Чуть позже Людмила смотрела в потолок и безмятежно улыбалась. «Любимая», – шептал рядом Виктор. Ну чего ей еще? Жизнь продолжается! Чего же она все время ждала от жизни, чего искала в ней? Страсть разбудила в ней жизненные токи, они побежали по нервам, придавая существованию новый смысл, иной ракурс. Неуверенно шевельнулось замолчавшее было желание мести. Шевельнулось и, не почувствовав сопротивления, развернулось словно знамя, на котором было начертано: «Нельзя простить такое! Отомсти ему, как он того заслуживает!» И тут же из памяти вынырнуло оскалившееся мерзкое лицо Петра. Он улыбался так, словно торжествовал победу. Но даже в стеклах его очков плясали огоньки беспокойства. «Нет, врешь, слишком хорошо я тебя знаю, – думала Людмила. – Ты не дашь мне уйти и спокойно скоротать век где-нибудь в лесной глуши. Ты будешь искать меня повсюду, пока не найдешь!»

Значит, выбора не остается. Нужно принять бой, пусть неравный, а там – будь что будет. И значит, нужна была эта ясновидящая девчонка.

– Витя. – Людмила придвинулась к нему ближе. – Мне нужна твоя помощь!

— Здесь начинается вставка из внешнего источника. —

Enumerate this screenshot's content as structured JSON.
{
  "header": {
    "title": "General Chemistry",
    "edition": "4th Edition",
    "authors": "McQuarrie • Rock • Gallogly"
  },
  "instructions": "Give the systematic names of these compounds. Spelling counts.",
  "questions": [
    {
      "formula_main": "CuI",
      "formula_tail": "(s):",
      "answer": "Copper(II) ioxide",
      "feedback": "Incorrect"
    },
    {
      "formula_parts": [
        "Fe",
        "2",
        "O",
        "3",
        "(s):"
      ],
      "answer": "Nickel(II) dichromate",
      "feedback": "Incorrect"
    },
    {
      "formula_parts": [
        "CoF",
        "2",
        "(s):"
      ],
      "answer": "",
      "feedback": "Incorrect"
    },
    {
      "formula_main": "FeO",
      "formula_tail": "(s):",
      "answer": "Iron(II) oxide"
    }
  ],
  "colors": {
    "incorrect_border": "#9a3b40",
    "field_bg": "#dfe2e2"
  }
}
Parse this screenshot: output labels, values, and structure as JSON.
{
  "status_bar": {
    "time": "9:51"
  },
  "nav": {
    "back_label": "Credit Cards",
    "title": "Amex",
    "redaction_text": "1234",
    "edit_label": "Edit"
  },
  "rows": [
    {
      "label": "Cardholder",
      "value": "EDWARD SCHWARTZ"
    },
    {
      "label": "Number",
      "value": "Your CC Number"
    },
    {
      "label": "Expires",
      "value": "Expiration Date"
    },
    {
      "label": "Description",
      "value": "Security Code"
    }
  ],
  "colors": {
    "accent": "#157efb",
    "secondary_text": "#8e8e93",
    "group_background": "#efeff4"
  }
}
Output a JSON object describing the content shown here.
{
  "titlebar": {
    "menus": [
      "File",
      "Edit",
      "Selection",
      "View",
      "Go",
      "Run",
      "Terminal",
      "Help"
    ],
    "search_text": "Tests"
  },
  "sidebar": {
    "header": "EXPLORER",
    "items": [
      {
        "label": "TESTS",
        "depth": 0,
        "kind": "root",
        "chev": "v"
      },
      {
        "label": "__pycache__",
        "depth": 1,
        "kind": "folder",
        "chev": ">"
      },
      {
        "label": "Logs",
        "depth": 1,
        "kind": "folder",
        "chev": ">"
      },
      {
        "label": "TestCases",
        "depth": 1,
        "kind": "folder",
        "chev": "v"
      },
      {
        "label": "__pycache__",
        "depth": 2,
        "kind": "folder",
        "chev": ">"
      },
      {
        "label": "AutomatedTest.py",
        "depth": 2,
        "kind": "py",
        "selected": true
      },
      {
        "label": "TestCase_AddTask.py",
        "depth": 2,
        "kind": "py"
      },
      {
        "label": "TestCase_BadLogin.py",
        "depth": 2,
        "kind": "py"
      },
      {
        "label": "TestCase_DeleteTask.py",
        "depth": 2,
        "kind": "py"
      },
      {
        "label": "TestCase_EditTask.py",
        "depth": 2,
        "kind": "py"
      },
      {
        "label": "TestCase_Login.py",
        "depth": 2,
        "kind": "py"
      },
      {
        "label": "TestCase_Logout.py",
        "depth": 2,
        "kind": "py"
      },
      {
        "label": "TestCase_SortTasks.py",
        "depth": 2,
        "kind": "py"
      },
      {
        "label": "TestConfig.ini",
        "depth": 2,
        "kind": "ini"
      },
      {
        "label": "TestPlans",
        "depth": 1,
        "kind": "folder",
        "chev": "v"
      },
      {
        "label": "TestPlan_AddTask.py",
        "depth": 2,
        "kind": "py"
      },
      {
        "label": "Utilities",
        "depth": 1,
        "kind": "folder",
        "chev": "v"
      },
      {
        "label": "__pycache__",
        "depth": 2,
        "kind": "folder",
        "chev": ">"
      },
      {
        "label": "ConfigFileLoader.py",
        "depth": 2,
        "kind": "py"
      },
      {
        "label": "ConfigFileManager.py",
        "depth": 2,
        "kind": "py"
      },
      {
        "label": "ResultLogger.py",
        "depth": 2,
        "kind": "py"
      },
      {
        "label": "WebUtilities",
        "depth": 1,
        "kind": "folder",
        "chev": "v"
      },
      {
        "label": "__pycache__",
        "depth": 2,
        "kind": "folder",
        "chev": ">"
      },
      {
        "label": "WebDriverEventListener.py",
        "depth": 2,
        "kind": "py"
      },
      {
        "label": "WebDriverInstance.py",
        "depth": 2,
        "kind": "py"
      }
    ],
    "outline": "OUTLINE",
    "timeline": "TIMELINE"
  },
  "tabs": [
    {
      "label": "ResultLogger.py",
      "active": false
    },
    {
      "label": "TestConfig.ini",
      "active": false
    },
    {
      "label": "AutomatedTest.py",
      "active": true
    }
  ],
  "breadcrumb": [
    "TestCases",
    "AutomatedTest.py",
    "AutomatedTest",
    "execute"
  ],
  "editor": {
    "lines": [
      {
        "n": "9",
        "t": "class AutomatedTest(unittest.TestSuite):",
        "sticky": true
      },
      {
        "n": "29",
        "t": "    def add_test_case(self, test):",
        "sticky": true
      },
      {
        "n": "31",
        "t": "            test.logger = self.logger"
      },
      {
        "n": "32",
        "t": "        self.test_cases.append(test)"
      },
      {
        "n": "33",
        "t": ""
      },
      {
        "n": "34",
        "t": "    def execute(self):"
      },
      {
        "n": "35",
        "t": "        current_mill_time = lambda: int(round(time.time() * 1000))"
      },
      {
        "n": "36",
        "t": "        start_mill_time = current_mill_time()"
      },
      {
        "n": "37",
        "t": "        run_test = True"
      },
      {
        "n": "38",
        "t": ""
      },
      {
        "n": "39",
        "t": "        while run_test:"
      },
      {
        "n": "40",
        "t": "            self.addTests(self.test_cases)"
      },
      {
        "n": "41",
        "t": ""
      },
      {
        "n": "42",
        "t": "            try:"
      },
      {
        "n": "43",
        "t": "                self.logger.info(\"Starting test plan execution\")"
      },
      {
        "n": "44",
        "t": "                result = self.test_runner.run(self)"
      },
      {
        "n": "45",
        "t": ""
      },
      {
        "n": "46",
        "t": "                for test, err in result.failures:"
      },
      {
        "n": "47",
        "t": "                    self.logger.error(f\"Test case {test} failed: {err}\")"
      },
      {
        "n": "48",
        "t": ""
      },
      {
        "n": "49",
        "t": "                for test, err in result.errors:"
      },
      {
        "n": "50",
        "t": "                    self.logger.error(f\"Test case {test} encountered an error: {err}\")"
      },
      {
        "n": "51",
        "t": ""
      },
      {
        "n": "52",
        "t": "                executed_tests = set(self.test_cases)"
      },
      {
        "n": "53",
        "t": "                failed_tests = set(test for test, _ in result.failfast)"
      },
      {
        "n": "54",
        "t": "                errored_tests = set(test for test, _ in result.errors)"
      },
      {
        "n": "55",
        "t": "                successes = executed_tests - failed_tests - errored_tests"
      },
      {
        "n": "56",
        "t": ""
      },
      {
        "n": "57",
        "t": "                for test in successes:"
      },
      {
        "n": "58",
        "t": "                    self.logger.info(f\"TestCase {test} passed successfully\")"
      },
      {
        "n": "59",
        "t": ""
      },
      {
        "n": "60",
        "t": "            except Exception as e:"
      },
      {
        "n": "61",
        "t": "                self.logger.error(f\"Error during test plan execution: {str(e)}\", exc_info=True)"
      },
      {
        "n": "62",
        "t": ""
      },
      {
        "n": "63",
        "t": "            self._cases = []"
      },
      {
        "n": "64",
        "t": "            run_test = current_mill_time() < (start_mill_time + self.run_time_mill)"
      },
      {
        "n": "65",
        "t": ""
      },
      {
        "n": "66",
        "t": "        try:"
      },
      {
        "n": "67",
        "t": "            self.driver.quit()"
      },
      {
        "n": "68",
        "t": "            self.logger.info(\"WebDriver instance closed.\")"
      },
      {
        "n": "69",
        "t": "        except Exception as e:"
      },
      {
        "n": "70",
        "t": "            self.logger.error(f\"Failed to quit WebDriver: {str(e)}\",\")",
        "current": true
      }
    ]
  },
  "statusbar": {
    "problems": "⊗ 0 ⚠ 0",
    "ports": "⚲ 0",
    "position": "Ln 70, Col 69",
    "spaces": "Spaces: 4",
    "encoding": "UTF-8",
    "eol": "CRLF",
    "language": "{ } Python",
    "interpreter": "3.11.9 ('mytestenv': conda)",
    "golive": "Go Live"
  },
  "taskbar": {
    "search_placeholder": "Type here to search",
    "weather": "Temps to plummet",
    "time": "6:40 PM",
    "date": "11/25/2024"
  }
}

– Любимая, я сделаю для тебя все, что захочешь…


К утру Слава замерз так, что едва мог шевельнуться. Он не представлял, день теперь или ночь, пока не услышал шарканья ног над головой. Походило на то, что дом ожил, а стало быть – утро. И может быть, даже о нем кто-то вспомнит.

Не успел подумать, как над ним скрипнула дверь и в образовавшийся проем упала бледная полоска света. Слава попытался разглядеть человека, спускавшегося к нему. Но в глаза ему ударил свет фонаря, и он крепко зажмурился. Ему оставили половину буханки белого хлеба и пластиковую бутылку с водой. Перед тем как уйти, человек вытащил нож и разрезал веревку на запястье у Славы, оставив длинный порез на тыльной стороне ладони.

Вместо того чтобы хоть что-нибудь предпринять – позвать на помощь, кинуться на этого человека или же утолить жажду и голод, Слава сидел и думал о том, как когда-нибудь Стася будет смотреть на глубокий след от этого самого пореза. Посмотрит, вспомнит, ничего не скажет, а только придвинется ближе…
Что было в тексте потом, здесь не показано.